The talk will illustrate the past and explore the future of feature selection algorithms based on Causal Discovery theory. These algorithms allow the identification of the predictors, among thousands of potential candidates, that influence the most a given phenomenon, for example patients’ survival or customers’ churn.
SIGKDD is one of the major conference in Machine Learning and Data Analysis, placing a strong emphasis on business and real world applications.

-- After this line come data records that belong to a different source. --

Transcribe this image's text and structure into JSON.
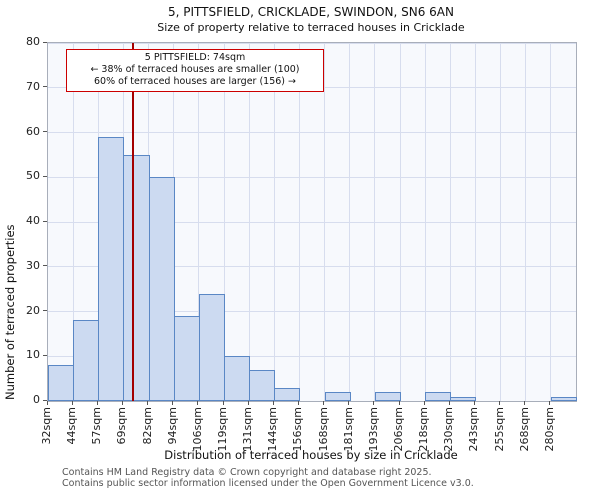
{
  "title": "5, PITTSFIELD, CRICKLADE, SWINDON, SN6 6AN",
  "subtitle": "Size of property relative to terraced houses in Cricklade",
  "annotation": {
    "line1": "5 PITTSFIELD: 74sqm",
    "line2": "← 38% of terraced houses are smaller (100)",
    "line3": "60% of terraced houses are larger (156) →"
  },
  "footer": {
    "line1": "Contains HM Land Registry data © Crown copyright and database right 2025.",
    "line2": "Contains public sector information licensed under the Open Government Licence v3.0."
  },
  "chart_data": {
    "type": "bar",
    "title": "5, PITTSFIELD, CRICKLADE, SWINDON, SN6 6AN",
    "subtitle": "Size of property relative to terraced houses in Cricklade",
    "xlabel": "Distribution of terraced houses by size in Cricklade",
    "ylabel": "Number of terraced properties",
    "categories": [
      "32sqm",
      "44sqm",
      "57sqm",
      "69sqm",
      "82sqm",
      "94sqm",
      "106sqm",
      "119sqm",
      "131sqm",
      "144sqm",
      "156sqm",
      "168sqm",
      "181sqm",
      "193sqm",
      "206sqm",
      "218sqm",
      "230sqm",
      "243sqm",
      "255sqm",
      "268sqm",
      "280sqm"
    ],
    "values": [
      8,
      18,
      59,
      55,
      50,
      19,
      24,
      10,
      7,
      3,
      0,
      2,
      0,
      2,
      0,
      2,
      1,
      0,
      0,
      0,
      1
    ],
    "ylim": [
      0,
      80
    ],
    "y_ticks": [
      0,
      10,
      20,
      30,
      40,
      50,
      60,
      70,
      80
    ],
    "grid": true,
    "legend": "none",
    "marker": {
      "label": "5 PITTSFIELD",
      "value_sqm": 74,
      "bin_index": 3,
      "bin_start_sqm": 69,
      "bin_end_sqm": 82,
      "color": "#a40000"
    },
    "bar_fill": "#ccdaf1",
    "bar_edge": "#5a87c5",
    "grid_color": "#d7ddee",
    "plot_bg": "#f7f9fd"
  }
}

Feature selection (a.k.a. variable selection) is a common task in data analytics, where the goal is to identify a minimal-size, optimally predictive feature subset. Theoretical results connect the solutions of the problem with the causal mechanism that generated the data, often represented by a Bayesian Network, a Maximal Ancestral Graph, or a Semi-Markov Causal Network. In such frameworks, the selected features are not only predictive of a target outcome of interest but also have a causal interpretation. Such results have given rise to a class of algorithms inspired by causal modeling of the data distribution. In the talk, we examine prototypical causally-inspired feature selection algorithms, advances that allow the algorithms to scale to high-dimensional problems, be applicable to a plethora of different types of data, identify multiple statistically-equivalent solutions, and scale to Big Data.